Canada's central bank on Wednesday announced it will keep its benchmark interest rate at 1 percent, where it has stayed since September 2010.
Both the consumer price index and core inflation in Canada are still expected to be lower than the ceiling of 2 percent, although recent readings were slightly higher than expected, according to the Bank of Canada.
The bank expressed its concerns that exports continue to underperform, and overall business investment has yet to pick up. Meanwhile, recent data supported the bank's expectation of a soft landing in the housing market and stabilizing debt-to-income ratios for households.
With the GDP figure in the current quarter likely to be softer, the bank still expects a 2.5 percent growth in 2014.
Peter Buchanan, a senior economist of Canadian Imperial Bank of Commerce, told Xinhua that the central bank tried very consciously to stay with the neutral stance -- chance of rate hike and cut equally balanced.
Buchanan said that business investment and exports have not shown enough momentum to offset an expected sluggish real estate market.

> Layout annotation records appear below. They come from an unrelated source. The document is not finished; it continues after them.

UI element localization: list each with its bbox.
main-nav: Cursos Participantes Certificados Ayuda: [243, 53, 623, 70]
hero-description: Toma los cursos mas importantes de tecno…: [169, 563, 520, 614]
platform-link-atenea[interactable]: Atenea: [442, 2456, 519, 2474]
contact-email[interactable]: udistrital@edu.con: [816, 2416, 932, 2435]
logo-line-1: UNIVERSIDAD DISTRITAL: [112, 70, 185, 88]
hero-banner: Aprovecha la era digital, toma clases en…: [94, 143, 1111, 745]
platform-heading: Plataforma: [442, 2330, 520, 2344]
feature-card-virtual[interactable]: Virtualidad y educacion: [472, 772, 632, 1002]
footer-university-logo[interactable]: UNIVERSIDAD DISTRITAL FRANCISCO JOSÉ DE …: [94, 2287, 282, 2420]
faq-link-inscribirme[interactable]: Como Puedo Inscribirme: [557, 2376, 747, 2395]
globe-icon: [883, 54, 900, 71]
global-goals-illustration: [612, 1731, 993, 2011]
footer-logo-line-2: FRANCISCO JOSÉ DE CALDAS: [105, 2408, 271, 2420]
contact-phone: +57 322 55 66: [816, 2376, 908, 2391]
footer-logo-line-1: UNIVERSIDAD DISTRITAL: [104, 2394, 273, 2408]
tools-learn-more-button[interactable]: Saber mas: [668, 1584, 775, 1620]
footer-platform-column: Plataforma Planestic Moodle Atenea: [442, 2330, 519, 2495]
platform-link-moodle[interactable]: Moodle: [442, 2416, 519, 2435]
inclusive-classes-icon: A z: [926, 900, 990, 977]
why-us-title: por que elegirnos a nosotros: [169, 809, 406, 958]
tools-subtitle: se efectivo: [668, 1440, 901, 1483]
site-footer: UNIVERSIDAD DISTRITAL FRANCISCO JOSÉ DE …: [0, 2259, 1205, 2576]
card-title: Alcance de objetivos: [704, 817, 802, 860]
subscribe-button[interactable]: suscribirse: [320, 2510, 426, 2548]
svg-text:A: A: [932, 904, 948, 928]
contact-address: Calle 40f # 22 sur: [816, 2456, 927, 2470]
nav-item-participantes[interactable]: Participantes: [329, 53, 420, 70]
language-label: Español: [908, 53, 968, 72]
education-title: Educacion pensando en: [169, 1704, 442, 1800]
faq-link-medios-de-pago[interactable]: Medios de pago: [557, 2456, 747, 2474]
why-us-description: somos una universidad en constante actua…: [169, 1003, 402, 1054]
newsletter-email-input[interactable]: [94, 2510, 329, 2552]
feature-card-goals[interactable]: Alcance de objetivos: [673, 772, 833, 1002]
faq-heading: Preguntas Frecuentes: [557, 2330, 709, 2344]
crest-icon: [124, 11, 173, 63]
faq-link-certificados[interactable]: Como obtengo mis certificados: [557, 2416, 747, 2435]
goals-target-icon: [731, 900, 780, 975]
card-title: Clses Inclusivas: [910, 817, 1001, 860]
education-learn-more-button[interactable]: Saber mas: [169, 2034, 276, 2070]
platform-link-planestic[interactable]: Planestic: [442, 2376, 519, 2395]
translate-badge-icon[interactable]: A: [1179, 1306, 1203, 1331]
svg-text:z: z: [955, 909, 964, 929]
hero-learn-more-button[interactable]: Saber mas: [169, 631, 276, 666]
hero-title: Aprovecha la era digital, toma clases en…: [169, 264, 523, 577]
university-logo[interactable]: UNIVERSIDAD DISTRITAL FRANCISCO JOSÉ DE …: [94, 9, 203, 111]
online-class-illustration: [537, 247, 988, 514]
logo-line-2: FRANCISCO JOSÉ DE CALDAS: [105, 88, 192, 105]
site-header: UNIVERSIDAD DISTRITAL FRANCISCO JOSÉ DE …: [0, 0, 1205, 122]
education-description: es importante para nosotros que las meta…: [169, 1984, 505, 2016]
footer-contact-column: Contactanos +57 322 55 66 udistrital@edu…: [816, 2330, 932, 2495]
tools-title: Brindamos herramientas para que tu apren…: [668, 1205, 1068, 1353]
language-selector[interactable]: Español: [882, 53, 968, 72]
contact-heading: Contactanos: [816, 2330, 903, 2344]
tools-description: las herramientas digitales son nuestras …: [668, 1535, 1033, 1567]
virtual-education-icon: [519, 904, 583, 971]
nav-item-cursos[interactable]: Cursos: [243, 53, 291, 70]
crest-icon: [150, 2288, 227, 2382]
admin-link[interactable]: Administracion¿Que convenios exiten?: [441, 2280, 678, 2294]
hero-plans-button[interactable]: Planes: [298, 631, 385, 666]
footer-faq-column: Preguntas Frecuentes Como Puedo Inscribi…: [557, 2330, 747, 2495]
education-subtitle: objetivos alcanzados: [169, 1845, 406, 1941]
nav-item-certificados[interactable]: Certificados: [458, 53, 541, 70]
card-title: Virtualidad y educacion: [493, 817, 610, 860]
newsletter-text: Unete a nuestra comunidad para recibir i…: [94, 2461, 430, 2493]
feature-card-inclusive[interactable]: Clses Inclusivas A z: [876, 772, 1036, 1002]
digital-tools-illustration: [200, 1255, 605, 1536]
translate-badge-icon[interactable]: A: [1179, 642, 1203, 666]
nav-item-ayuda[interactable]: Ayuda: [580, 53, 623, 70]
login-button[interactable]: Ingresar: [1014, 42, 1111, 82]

The timing and direction to the change of the rate policy will depend on how new information influences the balance of risks.
Buchanan predicted while inflation did firm modestly in January, the central bank still looks for the pace to remain well below its 2 percent ceiling over 2014.
"It will be at last mid-2015 before the bank starts to raise the target for the overnight rate from the current 1 percent," Buchanan added.